微反应器是小型微流控芯片,它们在微米尺寸的通道中进行化学反应。对质量传输和温度的精确控制,以及光学可访问性,使得这些芯片成为在原位或操作条件下详细研究化学反应的理想工具。在本次演讲中,我将重点介绍我们开发的两种不同的微反应器,用于研究单个催化剂颗粒的异质性。在第一个设备中,我们使用滴液微流控技术筛选和排序最活跃的催化剂颗粒,然后进行介电电泳排序。第二个芯片旨在在高压(>100巴)和高温(>300°C)下使用3D X射线全息层析成像技术,随后研究单个催化剂颗粒在操作条件下的性能。
【BIOGRAPHY】
Prof. Dr. Ir. Mathieu Odijk (University of Twente) leads a research group in Micro- and Nanodevices for Chemical Analysis, part of the BIOS Lab on a Chip group. In his work, he develops microfabricated tools for various applications, including biology and catalysis. The applied engineering-driven nature of his work has resulted in a strong portfolio containing (fully) industrially funded projects (Ligalli, Paebbl, River Biomedics). He received a VENI grant in 2014, and supervised 19 Ph.D. students (+6 current) and 5 post-docs (+2 current). He is an active partner in the joint innovation center ‘BioMicrosystems Centre’ of TNO and the University of Twente, a strategic collaboration to bridge the gap from academia to industry by developing modular and manufacturable microfluidic devices.
马修·奥德克教授(特温特大学)领导一个研究小组,专注于微纳设备用于化学分析,是BIOS芯片实验室的一部分。在他的工作中,他开发了用于各种应用的微制造工具,包括生物学和催化。他的工作具有应用工程驱动的性质,已经形成了一个强大的项目组合,包括(完全)由工业资助的项目(Ligalli, Paebbl, River Biomedics)。他于2014年获得了VENI资助,并指导了19名博士生(+6名在读)和5名博士后(+2名在读)。他是联合创新中心‘BioMicrosystems Centre’的活跃合作伙伴,该中心是TNO和特温特大学的战略合作伙伴,旨在通过开发模块化和可制造的微流控设备,从学术界到工业界架起桥梁。
Loes Segerink
特文特大学
Early cancer detecting on-chip
【ABSTRACT】
Detecting cancer in an early stage of the disease enhances the success and often impact of the treatment. Additionally, also for follow-up after the treatment measuring the presence of cancer biomarkers is essential. In collaboration with Amsterdam UMC, we are working at a new diagnostic method to detect biomarkers in urine for bladder cancer. In this presentation we will show, how microfluidic systems can help in improving the follow-up and diagnosis.
在疾病早期发现癌症可以提高治疗的成功率,并且往往对治疗产生影响。
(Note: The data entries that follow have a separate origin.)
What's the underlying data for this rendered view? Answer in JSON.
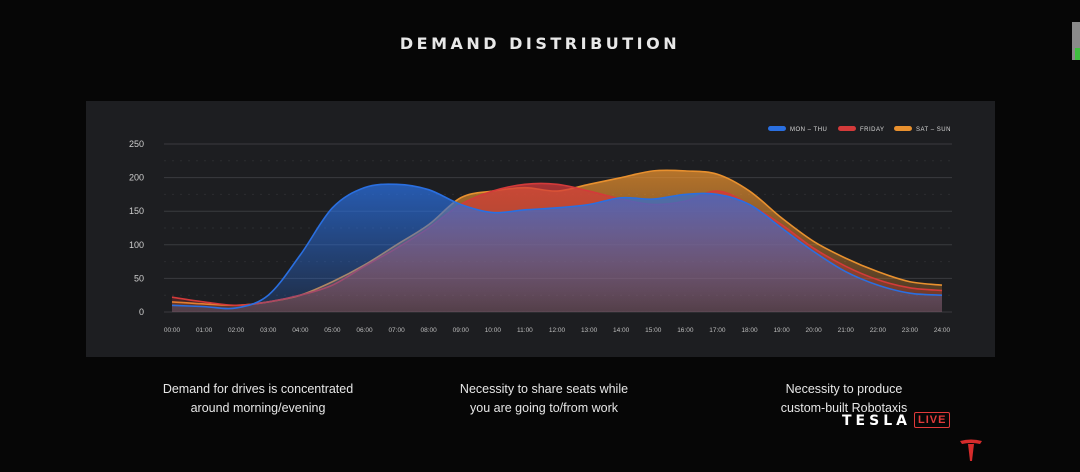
{
  "slide": {
    "title": "DEMAND DISTRIBUTION",
    "captions": [
      {
        "line1": "Demand for drives is concentrated",
        "line2": "around morning/evening"
      },
      {
        "line1": "Necessity to share seats while",
        "line2": "you are going to/from work"
      },
      {
        "line1": "Necessity to produce",
        "line2": "custom-built Robotaxis"
      }
    ],
    "brand": "TESLA",
    "live_badge": "LIVE"
  },
  "chart_data": {
    "type": "area",
    "title": "",
    "xlabel": "",
    "ylabel": "",
    "ylim": [
      0,
      250
    ],
    "yticks": [
      0,
      50,
      100,
      150,
      200,
      250
    ],
    "x": [
      "00:00",
      "01:00",
      "02:00",
      "03:00",
      "04:00",
      "05:00",
      "06:00",
      "07:00",
      "08:00",
      "09:00",
      "10:00",
      "11:00",
      "12:00",
      "13:00",
      "14:00",
      "15:00",
      "16:00",
      "17:00",
      "18:00",
      "19:00",
      "20:00",
      "21:00",
      "22:00",
      "23:00",
      "24:00"
    ],
    "legend_position": "top-right",
    "grid": true,
    "series": [
      {
        "name": "SAT – SUN",
        "color": "#e8902e",
        "values": [
          15,
          12,
          10,
          15,
          25,
          45,
          70,
          100,
          130,
          170,
          180,
          185,
          180,
          190,
          200,
          210,
          210,
          205,
          180,
          140,
          105,
          80,
          60,
          45,
          40
        ]
      },
      {
        "name": "FRIDAY",
        "color": "#d33a3a",
        "values": [
          22,
          15,
          10,
          15,
          25,
          40,
          68,
          95,
          125,
          160,
          180,
          190,
          190,
          180,
          168,
          160,
          165,
          180,
          160,
          130,
          95,
          68,
          48,
          36,
          32
        ]
      },
      {
        "name": "MON – THU",
        "color": "#2a6fe0",
        "values": [
          10,
          8,
          6,
          25,
          85,
          155,
          185,
          190,
          182,
          160,
          148,
          152,
          155,
          160,
          170,
          168,
          175,
          175,
          160,
          125,
          90,
          60,
          40,
          28,
          25
        ]
      }
    ]
  }
}
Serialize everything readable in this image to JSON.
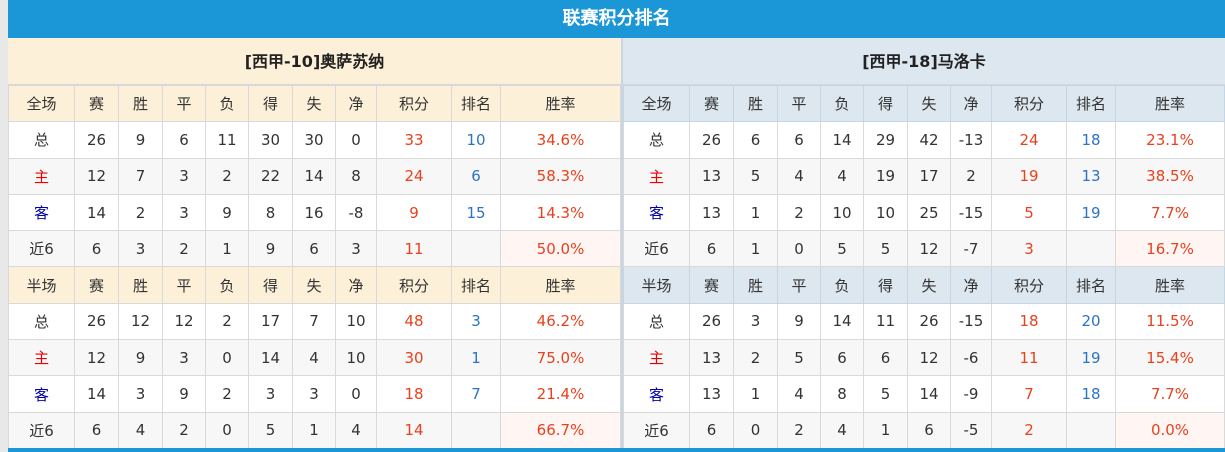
{
  "title": "联赛积分排名",
  "headers": [
    "赛",
    "胜",
    "平",
    "负",
    "得",
    "失",
    "净",
    "积分",
    "排名",
    "胜率"
  ],
  "teams": [
    {
      "name": "[西甲-10]奥萨苏纳",
      "sections": [
        {
          "label": "全场",
          "rows": [
            [
              "总",
              "26",
              "9",
              "6",
              "11",
              "30",
              "30",
              "0",
              "33",
              "10",
              "34.6%"
            ],
            [
              "主",
              "12",
              "7",
              "3",
              "2",
              "22",
              "14",
              "8",
              "24",
              "6",
              "58.3%"
            ],
            [
              "客",
              "14",
              "2",
              "3",
              "9",
              "8",
              "16",
              "-8",
              "9",
              "15",
              "14.3%"
            ],
            [
              "近6",
              "6",
              "3",
              "2",
              "1",
              "9",
              "6",
              "3",
              "11",
              "",
              "50.0%"
            ]
          ]
        },
        {
          "label": "半场",
          "rows": [
            [
              "总",
              "26",
              "12",
              "12",
              "2",
              "17",
              "7",
              "10",
              "48",
              "3",
              "46.2%"
            ],
            [
              "主",
              "12",
              "9",
              "3",
              "0",
              "14",
              "4",
              "10",
              "30",
              "1",
              "75.0%"
            ],
            [
              "客",
              "14",
              "3",
              "9",
              "2",
              "3",
              "3",
              "0",
              "18",
              "7",
              "21.4%"
            ],
            [
              "近6",
              "6",
              "4",
              "2",
              "0",
              "5",
              "1",
              "4",
              "14",
              "",
              "66.7%"
            ]
          ]
        }
      ]
    },
    {
      "name": "[西甲-18]马洛卡",
      "sections": [
        {
          "label": "全场",
          "rows": [
            [
              "总",
              "26",
              "6",
              "6",
              "14",
              "29",
              "42",
              "-13",
              "24",
              "18",
              "23.1%"
            ],
            [
              "主",
              "13",
              "5",
              "4",
              "4",
              "19",
              "17",
              "2",
              "19",
              "13",
              "38.5%"
            ],
            [
              "客",
              "13",
              "1",
              "2",
              "10",
              "10",
              "25",
              "-15",
              "5",
              "19",
              "7.7%"
            ],
            [
              "近6",
              "6",
              "1",
              "0",
              "5",
              "5",
              "12",
              "-7",
              "3",
              "",
              "16.7%"
            ]
          ]
        },
        {
          "label": "半场",
          "rows": [
            [
              "总",
              "26",
              "3",
              "9",
              "14",
              "11",
              "26",
              "-15",
              "18",
              "20",
              "11.5%"
            ],
            [
              "主",
              "13",
              "2",
              "5",
              "6",
              "6",
              "12",
              "-6",
              "11",
              "19",
              "15.4%"
            ],
            [
              "客",
              "13",
              "1",
              "4",
              "8",
              "5",
              "14",
              "-9",
              "7",
              "18",
              "7.7%"
            ],
            [
              "近6",
              "6",
              "0",
              "2",
              "4",
              "1",
              "6",
              "-5",
              "2",
              "",
              "0.0%"
            ]
          ]
        }
      ]
    }
  ],
  "colors": {
    "title_bar": "#1b96d6",
    "points": "#e8411d",
    "rank": "#2b74c4",
    "home": "#ee0000",
    "away": "#0000aa"
  }
}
此外,治疗后对癌症生物标志物的测量也是至关重要的。我们与阿姆斯特丹大学医学中心合作,正在开发一种新的诊断方法,用于检测尿液中的膀胱癌生物标志物。在这次演讲中,我们将展示微流控系统如何帮助改善后续治疗和诊断。
【BIOGRAPHY】
In October 2007, I joined the group of prof. dr. Albert van den Berg, not knowing at that time that choosing this PhD position would lead to the start of my own line of research. During my PhD project, I developed a point-of-care semen analyser system that measured the concentration and motility of spermatozoa in human semen. After 4 years, I successfully defended my work and its impact has been recognized by the Simon Stevin Leerling award (2011), Simon Stevin Gezel award (2012), and enormous media exposure. After obtaining my PhD, I started as a postdoc in the same group and co-founded the spinoff Cellanyzer B.V. for which I received the STW Valorisation grant phase 1 and 2 (2012) In 2013, I worked for several months in the group of prof. dr. Helene Andersson Svahn (KTH, Sweden) on the use of paper microarrays for rapid biomarker detection in serum. In that same year, I received my Veni grant to develop new techniques to assess and select spermatozoa for assisted reproductive technologies. In October 2014 I became an assistant professor (tenure track) at the University of Twente, followed by associate professor in October 2017, adjunct professor in May 2019 and full professor in July 2021. Since 2022 I am the chair of the BIOS lab on a chip group. Thirteen PhD students have successfully defended their theses under my supervision. My research focuses on biomedical microdevices. I can divide my current research into four themes (1) spermatozoa on chip; (2) organs on chip (3) biomarker detection on chip and (4) protoplast on chip. In these areas I am currently supervising a total of ten PhD students and four postdocs. Characteristic of my research are the translational component, multidisciplinary approach, and outreach activities, which I fulfil with great enthusiasm and pleasure.
2007年10月,我加入了阿尔伯特·范登伯格教授的研究小组,当时并不知道选择这个博士职位将开启我自己的研究方向。在我的博士项目中,我开发了一种现场护理精液分析系统,用于测量人类精液中精子的浓度和活力。四年后,我成功地为我的研究成果进行了辩护,其影响获得了西蒙·斯蒂文学习奖(2011年)、西蒙·斯蒂文奖章(2012年)以及巨大的媒体曝光。获得博士学位后,我在同一小组开始做博士后,并共同创立了Cellanyzer B.V.这家衍生公司,我因此获得了STW Valorisation的第一阶段和第二阶段资助(2012年)。2013年,我在瑞典皇家理工学院(KTH)的Helene Andersson Svahn教授小组工作了几个月,研究如何使用纸微阵列快速检测血清中的生物标志物。同年,我获得了VENI资助,用于开发新技术评估和选择辅助生殖技术中的精子。2014年10月,我成为特温特大学的助理教授(终身教职),随后在2017年10月成为副教授,2019年5月成为兼职教授,2021年7月成为全职教授。自2022年以来,我担任BIOS芯片实验室小组的主席。在我的监督下,已有十三名博士生成功完成了他们的论文答辩。我的研究重点是生物医学微设备。我可以将我当前的研究分为四个主题(1)芯片上的精子;(2)芯片上的器官;(3)芯片上的生物标志物检测;(4)芯片上的原生质体。在这些领域,我目前正在指导总共十名博士生和四名博士后。我的研究特点是转化组件、多学科方法和外联活动,我以极大的热情和愉悦履行这些职责。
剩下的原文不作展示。